Régions Bordeaux

Brazza, le quartier qui veut s’adapter à ses habitants

Plus qu’un nouveau quartier, Brazza est un concept, un mode de vie. Presque une marque. Présenté en début d’année par Alain Juppé, maire de Bordeaux et président de Bordeaux Métropole, ce projet urbain situé sur la ZAC de la rive droite totalise 4 950 logements (sur une surface de 319 000m2), 50 000 m2 dédiés à l’artisanat, 38 500 m2 de bureaux, 22 000 m2 d’équipements, 21 500 m2 de culture, sports et loisirs, 10 500 m2 d’hôtels et 7 000 m2 de commerces. Une emprise de près de 50 hectares où 5 000 habitants sont attendus d’ici à 2025.

Première étape de l’opération cette année, l’obtention des permis de construire pour 2 280 logements, soit 45 % du projet, le démarrage du chantier étant prévu en 2018. Une dizaine d’hectares sont encore en phase de négociation. La Ville de Bordeaux (maître d’ouvrage), l’architecte urbaniste Youssef Tohmé et l’architecte paysagiste Michel Desvigne, chargés de la maîtrise d’œuvre, ont imaginé avec le bureau d’études Ingérop un quartier où il est possible à la fois de vivre et de travailler. « D’habitude, on construit les logements et on aménage les activités ensuite, explique Michèle Laruë-Charlus, directrice générale de l’aménagement de Bordeaux Métropole. Ici, la conception est différente, des investisseurs importants étaient là dès le départ », AccorHotels et Saint-Gobain notamment. Onze opérateurs et huit bailleurs sociaux ont également adhéré au projet.

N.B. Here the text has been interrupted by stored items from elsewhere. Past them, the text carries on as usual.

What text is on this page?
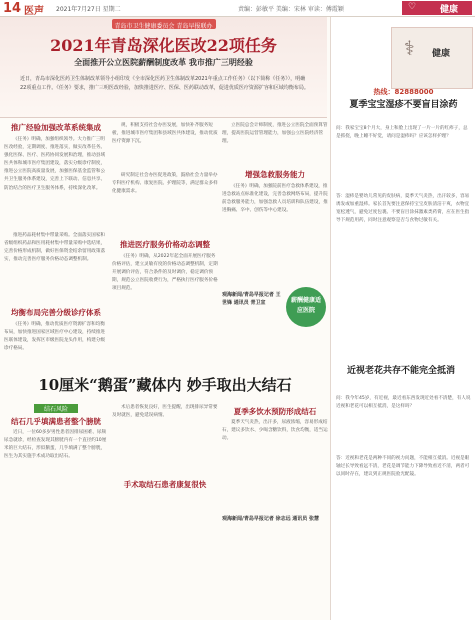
14 医声 2021年7月27日 星期二	责编：彭敏平 美编：宋林 审读：傅霞颖	♡	健康
青岛市卫生健康委员会 青岛早报联办
2021年青岛深化医改22项任务
全面推开公立医院薪酬制度改革 我市推广三明经验
近日，青岛市深化医药卫生体制改革领导小组印发《全市深化医药卫生体制改革2021年重点工作任务》（以下简称《任务》），明确22项重点工作。《任务》要求，推广三明医改经验，加快推进医疗、医保、医药联动改革，促进优质医疗资源扩容和区域均衡布局。
推广经验加强改革系统集成
《任务》明确，加强组织领导。大力推广三明医改经验，定期调度、推进落实，做实改革任务。强化医保、医疗、医药协同发展和治理，推动县域医共体和城市医疗集团建设，落实分级诊疗制度，推进公立医院高质量发展，加强医保基金监管和公共卫生服务体系建设，完善上下联动、信息共享、防治结合的医疗卫生服务体系，持续深化改革。
推进药品耗材集中带量采购。全面落实国家和省级组织药品和医用耗材集中带量采购中选结果，完善价格形成机制，做好医保资金结余留用政策落实，推动完善医疗服务价格动态调整机制。
均衡布局完善分级诊疗体系
《任务》明确，推动优质医疗资源扩容和均衡布局，加快推进国家区域医疗中心建设，持续推进医联体建设，发挥区市级医院龙头作用，构建分级诊疗格局。
规，积极支持社会办医发展，加快补齐服务短板，推进城市医疗集团和县域医共体建设，推动优质医疗资源下沉。
研究制定社会办医促进政策，鼓励社会力量举办专科医疗机构、康复医院、护理院等，满足群众多样化健康需求。
推进医疗服务价格动态调整
《任务》明确，从2022年起全面开展医疗服务价格评估，建立灵敏有度的价格动态调整机制，定期开展调价评估，符合条件的及时调价，稳定调价预期，规范公立医院收费行为，严格执行医疗服务价格项目规范。
立医院总会计师制度，推进公立医院全面预算管理，提高医院运营管理能力，加强公立医院经济管理。
增强急救服务能力
《任务》明确，加强院前医疗急救体系建设，推进急救站点标准化建设，完善急救网络布局，提升院前急救服务能力，加强急救人员培训和队伍建设，推进胸痛、卒中、创伤等中心建设。
观海新闻/青岛早报记者 王世锋 通讯员 青卫宣	薪酬健康适应医院
⚕ 健康
热线：82888000
夏季宝宝湿疹不要盲目涂药
问：我家宝宝8个月大，身上和脸上出现了一片一片的红疹子，总是抓挠，晚上睡不好觉，请问是湿疹吗？应该怎样护理？
答：湿疹是婴幼儿常见的皮肤病，夏季天气炎热，出汗较多，容易诱发或加重湿疹。家长首先要注意保持宝宝皮肤清洁干爽，衣物宜宽松透气，避免过度包裹。不要盲目涂抹激素类药膏，应在医生指导下规范用药，同时注意观察是否与食物过敏有关。
近视老花共存不能完全抵消
问：我今年45岁，有近视，最近看东西发现近处看不清楚，有人说近视和老花可以相互抵消，是这样吗？
答：近视和老花是两种不同的视力问题，不能相互抵消。近视是眼轴过长导致看远不清，老花是调节能力下降导致看近不清，两者可以同时存在，建议到正规医院验光配镜。
10厘米“鹅蛋”藏体内 妙手取出大结石
结石风险
结石几乎填满患者整个膀胱
近日，一位60多岁男性患者因排尿困难、尿频尿急就诊，经检查发现其膀胱内有一个直径约10厘米的巨大结石，形似鹅蛋，几乎填满了整个膀胱，医生为其实施手术成功取出结石。
术后患者恢复良好，医生提醒，出现排尿异常要及时就医，避免延误病情。
手术取结石患者康复很快
夏季多饮水预防形成结石
夏季天气炎热，出汗多，尿液浓缩，容易形成结石，建议多饮水、少喝含糖饮料，饮食均衡，适当运动。
观海新闻/青岛早报记者 徐志远 通讯员 张慧
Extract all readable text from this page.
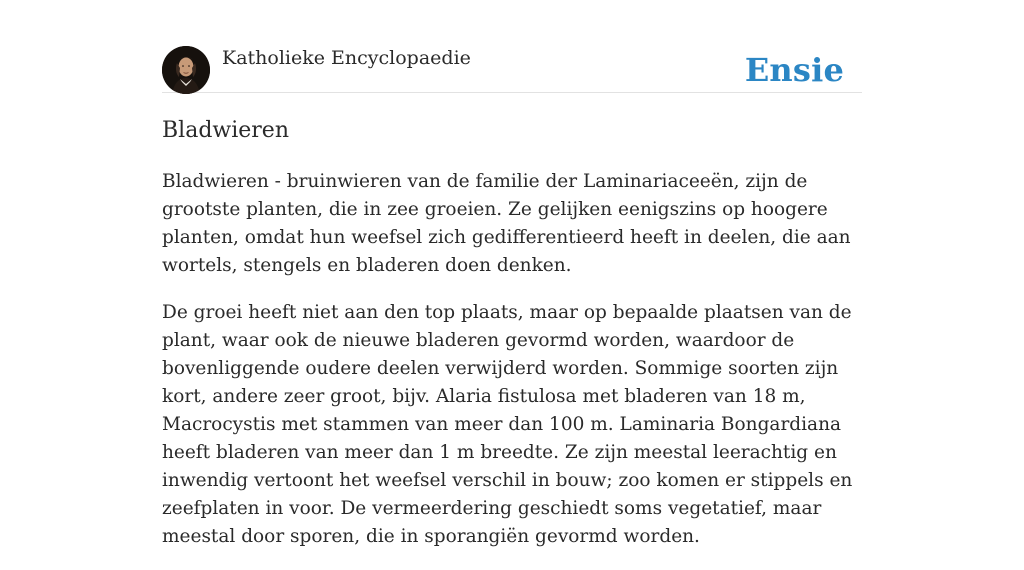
Katholieke Encyclopaedie	Ensie
Bladwieren

Bladwieren - bruinwieren van de familie der Laminariaceeën, zijn de grootste planten, die in zee groeien. Ze gelijken eenigszins op hoogere planten, omdat hun weefsel zich gedifferentieerd heeft in deelen, die aan wortels, stengels en bladeren doen denken.

De groei heeft niet aan den top plaats, maar op bepaalde plaatsen van de plant, waar ook de nieuwe bladeren gevormd worden, waardoor de bovenliggende oudere deelen verwijderd worden. Sommige soorten zijn kort, andere zeer groot, bijv. Alaria fistulosa met bladeren van 18 m, Macrocystis met stammen van meer dan 100 m. Laminaria Bongardiana heeft bladeren van meer dan 1 m breedte. Ze zijn meestal leerachtig en inwendig vertoont het weefsel verschil in bouw; zoo komen er stippels en zeefplaten in voor. De vermeerdering geschiedt soms vegetatief, maar meestal door sporen, die in sporangiën gevormd worden.
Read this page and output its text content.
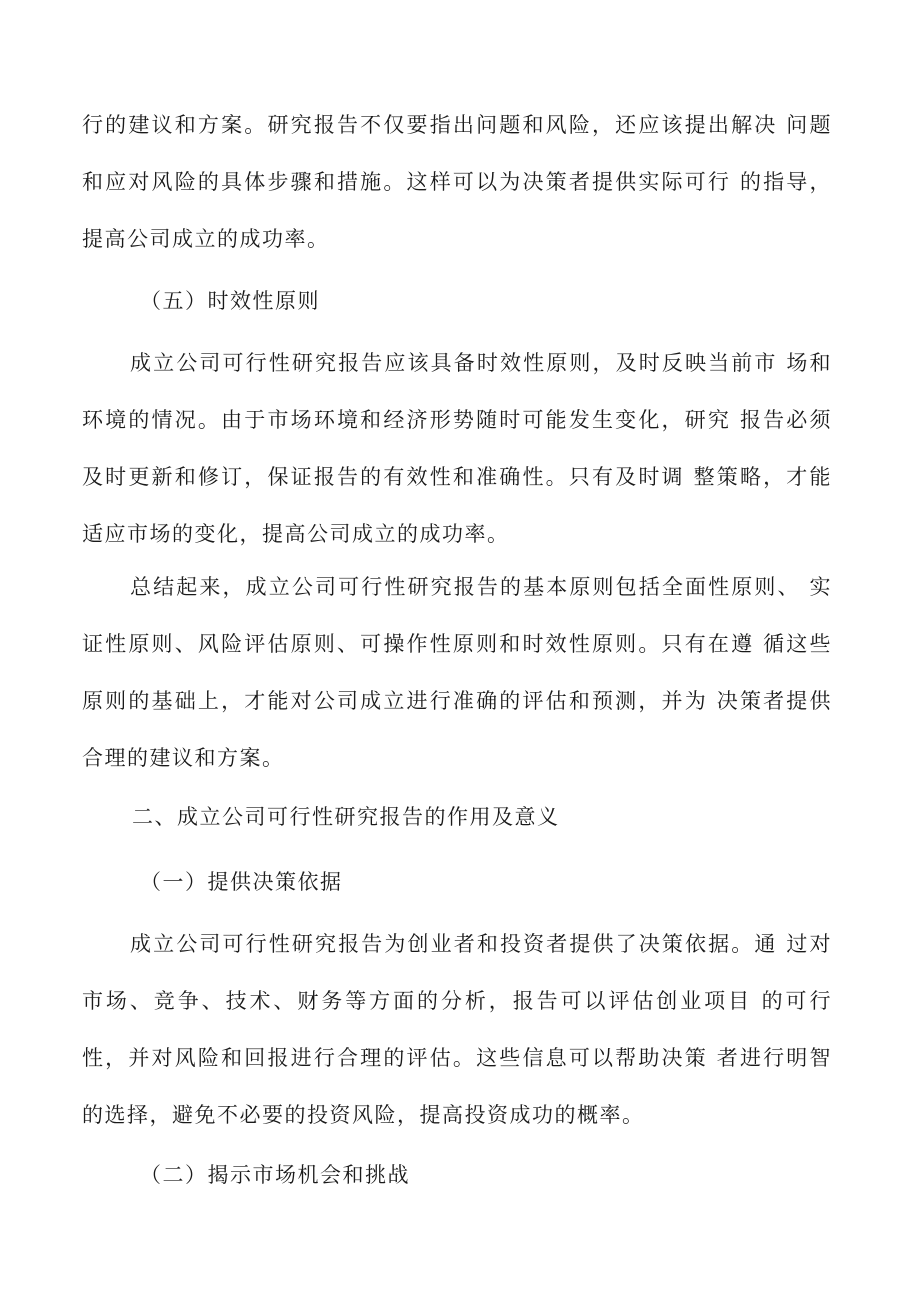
行的建议和方案。研究报告不仅要指出问题和风险，还应该提出解决 问题和应对风险的具体步骤和措施。这样可以为决策者提供实际可行 的指导，提高公司成立的成功率。

（五）时效性原则

成立公司可行性研究报告应该具备时效性原则，及时反映当前市 场和环境的情况。由于市场环境和经济形势随时可能发生变化，研究 报告必须及时更新和修订，保证报告的有效性和准确性。只有及时调 整策略，才能适应市场的变化，提高公司成立的成功率。

总结起来，成立公司可行性研究报告的基本原则包括全面性原则、 实证性原则、风险评估原则、可操作性原则和时效性原则。只有在遵 循这些原则的基础上，才能对公司成立进行准确的评估和预测，并为 决策者提供合理的建议和方案。

二、成立公司可行性研究报告的作用及意义
（一）提供决策依据

成立公司可行性研究报告为创业者和投资者提供了决策依据。通 过对市场、竞争、技术、财务等方面的分析，报告可以评估创业项目 的可行性，并对风险和回报进行合理的评估。这些信息可以帮助决策 者进行明智的选择，避免不必要的投资风险，提高投资成功的概率。

（二）揭示市场机会和挑战
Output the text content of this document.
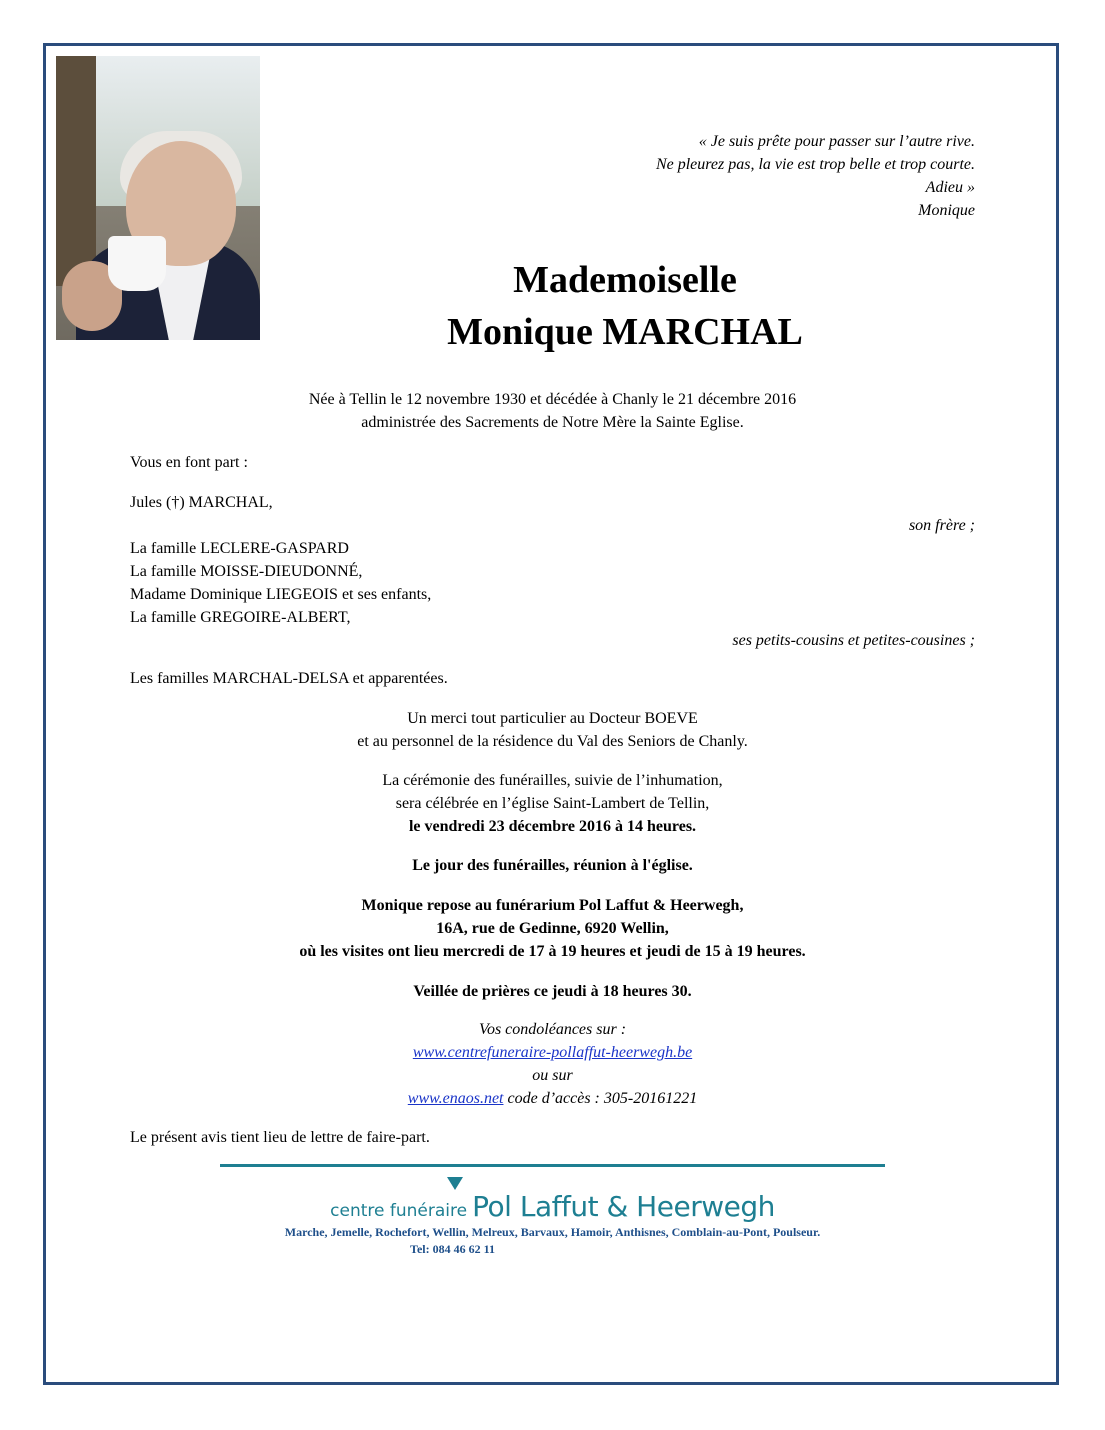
« Je suis prête pour passer sur l’autre rive.
Ne pleurez pas, la vie est trop belle et trop courte.
Adieu »
Monique
Mademoiselle
Monique MARCHAL
Née à Tellin le 12 novembre 1930 et décédée à Chanly le 21 décembre 2016
administrée des Sacrements de Notre Mère la Sainte Eglise.
Vous en font part :
Jules (†) MARCHAL,
son frère ;
La famille LECLERE-GASPARD
La famille MOISSE-DIEUDONNÉ,
Madame Dominique LIEGEOIS et ses enfants,
La famille GREGOIRE-ALBERT,
ses petits-cousins et petites-cousines ;
Les familles MARCHAL-DELSA et apparentées.
Un merci tout particulier au Docteur BOEVE
et au personnel de la résidence du Val des Seniors de Chanly.
La cérémonie des funérailles, suivie de l’inhumation,
sera célébrée en l’église Saint-Lambert de Tellin,
le vendredi 23 décembre 2016 à 14 heures.
Le jour des funérailles, réunion à l'église.
Monique repose au funérarium Pol Laffut & Heerwegh,
16A, rue de Gedinne, 6920 Wellin,
où les visites ont lieu mercredi de 17 à 19 heures et jeudi de 15 à 19 heures.
Veillée de prières ce jeudi à 18 heures 30.
Vos condoléances sur :
www.centrefuneraire-pollaffut-heerwegh.be
ou sur
www.enaos.net code d’accès : 305-20161221
Le présent avis tient lieu de lettre de faire-part.
centre funéraire Pol Laffut & Heerwegh
Marche, Jemelle, Rochefort, Wellin, Melreux, Barvaux, Hamoir, Anthisnes, Comblain-au-Pont, Poulseur.
Tel: 084 46 62 11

Logements et bureaux évolutifs. L’autre philosophie – et innovation – du quartier, c’est qu’il s’adapte au mode de vie de ses habitants. Et à ses imprévus. Les 499 « volumes capables » – que l’on finit et remanie à sa guise – en sont l’aspect le plus représentatif. Tous les acteurs qui interviennent sur cette première phase y ont contribué : SNI, Cogedim, Crédit agricole Immobilier, Eden Promotion et Domofrance via exterrA. Ces logements, qui peuvent également devenir des bureaux, seront vendus sous la forme de plateaux quasiment finis que les propriétaires feront évoluer au fil du temps et au gré des finances. « Les planchers sont creux, explique Marc Barani, architecte du projet Urbik’s Cube porté par le groupe SNI, tous les réseaux peuvent se superposer, ce qui permet par exemple d’installer la salle de bains où l’on veut. » Cette modularité permet également de transformer un T2 en T4, puis de nouveau en T2… Les prix seront garantis par la collectivité et les promoteurs à 2 100 €/m2 ou 2 400 €/m2 , selon la hauteur de plafond. C’est le deuxième avantage de cette nouvelle architecture : son accessibilité. « Ils permettront de créer un quartier de vraie mixité sociale », souligne Alain Juppé. « Nous n’avions jamais travaillé là-dessus, reconnaît Frédéric Dandieu, directeur régional de Crédit agricole Immobilier Promotion. On surfe sur la tendance qui consiste à acheter une échoppe, à casser les murs et à tout refaire soi-même. » Les logements de 85 m2 seront isolés acoustiquement et thermiquement et équipés de chauffage, d’une salle d’eau et d’un évier. Les murs seront prêts à peindre, les sols en PVC et le plafond brut. Pour Crédit agricole Immobilier, ces « volumes capables » sont reproductibles, « on pourrait en prévoir 10 % dans nos futurs projets ». Les appartements seraient proposés à la « vente en état futur d’inachèvement », le pendant du contrat Vefa.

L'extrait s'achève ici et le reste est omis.